Sign me up on this one, at least in principle. He's been tampering with the warmth of the natural voice too much for several years in the studio. I love the clarity he used to get on instruments back when he really was a superb engineer—from 1976 through about 1984. But in recent years, I think his ear has let him down. Already by 1979, some critics were pointing out that some tracks had an opaque, willowy echo on them, like strands of weeds in a burbling brook. That approach has become Lindsey's hallmark now, unfortunately for me. I no longer hear distinct tracks and their complementary qualities when I listen to something like When She Comes Down or Murrow. I hear wisps of reverb shoot through my ear like air through a seashell. The musical structure gets impaired; bars melt into one another so that you're not even sure of the passage of musical time.

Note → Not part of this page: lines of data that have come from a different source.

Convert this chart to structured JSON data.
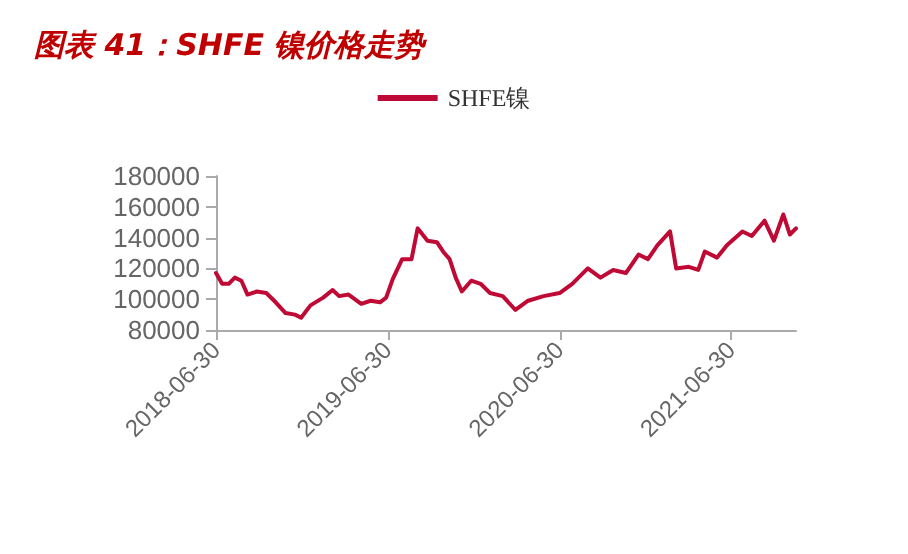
{
  "chart_data": {
    "type": "line",
    "title": "图表 41：SHFE 镍价格走势",
    "x": [
      "2018-06-30",
      "2018-07-13",
      "2018-07-27",
      "2018-08-09",
      "2018-08-23",
      "2018-09-05",
      "2018-09-25",
      "2018-10-15",
      "2018-11-04",
      "2018-11-25",
      "2018-12-15",
      "2018-12-28",
      "2019-01-17",
      "2019-02-13",
      "2019-03-05",
      "2019-03-19",
      "2019-04-08",
      "2019-05-05",
      "2019-05-25",
      "2019-06-14",
      "2019-06-27",
      "2019-07-11",
      "2019-07-31",
      "2019-08-20",
      "2019-09-02",
      "2019-09-23",
      "2019-10-13",
      "2019-10-26",
      "2019-11-09",
      "2019-11-22",
      "2019-12-05",
      "2019-12-25",
      "2020-01-14",
      "2020-02-03",
      "2020-03-01",
      "2020-03-28",
      "2020-04-24",
      "2020-05-27",
      "2020-06-30",
      "2020-07-27",
      "2020-08-29",
      "2020-09-25",
      "2020-10-22",
      "2020-11-18",
      "2020-12-15",
      "2021-01-04",
      "2021-01-24",
      "2021-02-20",
      "2021-03-05",
      "2021-04-01",
      "2021-04-21",
      "2021-05-05",
      "2021-05-31",
      "2021-06-21",
      "2021-07-24",
      "2021-08-13",
      "2021-09-09",
      "2021-09-29",
      "2021-10-19",
      "2021-11-02",
      "2021-11-15"
    ],
    "series": [
      {
        "name": "SHFE镍",
        "color": "#c00a36",
        "values": [
          117000,
          110000,
          110000,
          114000,
          112000,
          103000,
          105000,
          104000,
          98000,
          91000,
          90000,
          88000,
          96000,
          101000,
          106000,
          102000,
          103000,
          97000,
          99000,
          98000,
          101000,
          113000,
          126000,
          126000,
          146000,
          138000,
          137000,
          131000,
          126000,
          114000,
          105000,
          112000,
          110000,
          104000,
          102000,
          93000,
          99000,
          102000,
          104000,
          110000,
          120000,
          114000,
          119000,
          117000,
          129000,
          126000,
          135000,
          144000,
          120000,
          121000,
          119000,
          131000,
          127000,
          135000,
          144000,
          141000,
          151000,
          138000,
          155000,
          142000,
          146000
        ]
      }
    ],
    "xlim": [
      "2018-06-30",
      "2021-11-15"
    ],
    "xticks": [
      "2018-06-30",
      "2019-06-30",
      "2020-06-30",
      "2021-06-30"
    ],
    "ylim": [
      80000,
      180000
    ],
    "yticks": [
      80000,
      100000,
      120000,
      140000,
      160000,
      180000
    ],
    "grid": false,
    "legend": "top",
    "marker": "none",
    "line_style": "solid"
  }
}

In 1983 or so, when he bought himself the Fairlight CMI, instead of using it for subtle coloring (which I wish he had), he sampled the hell out of everything and painstakingly (and self-consciously) crafted a rather grunty, clubfooted monster out of bits of sonic tissue. That's how we got the Go Insane album and even the Tango in the Night album. (Play in the Rain is so over-the-top as an objet trouvé and "found sounds" that I honestly think sometimes he meant it as a self-referential joke.) Lindsey turned a lot of his studio music into "art" music, or into an Eighties and Nineties version of prog, and its turned out to be less interesting on repeat than the Never Going Back Again or It Was I style of production.

Go back to the rough takes and early dubs of I Know I'm Not Wrong on the Tusk deluxe. Those jump out of the speaker at you—they're so playful and soulful. What ever happened to that Lindsey?

Also, about the I Don't Want to Know stuff that we're all talking about, don't forget that the Penguin ran a bunch of Q&As years ago, and one or two of them were with people from the Buckingham Nicks band, like Hoppy Hodges. They talk a little bit about that song and several others that got recorded for later Fleetwood albums. Don't forget to read them (or reread them if you're an old timer here).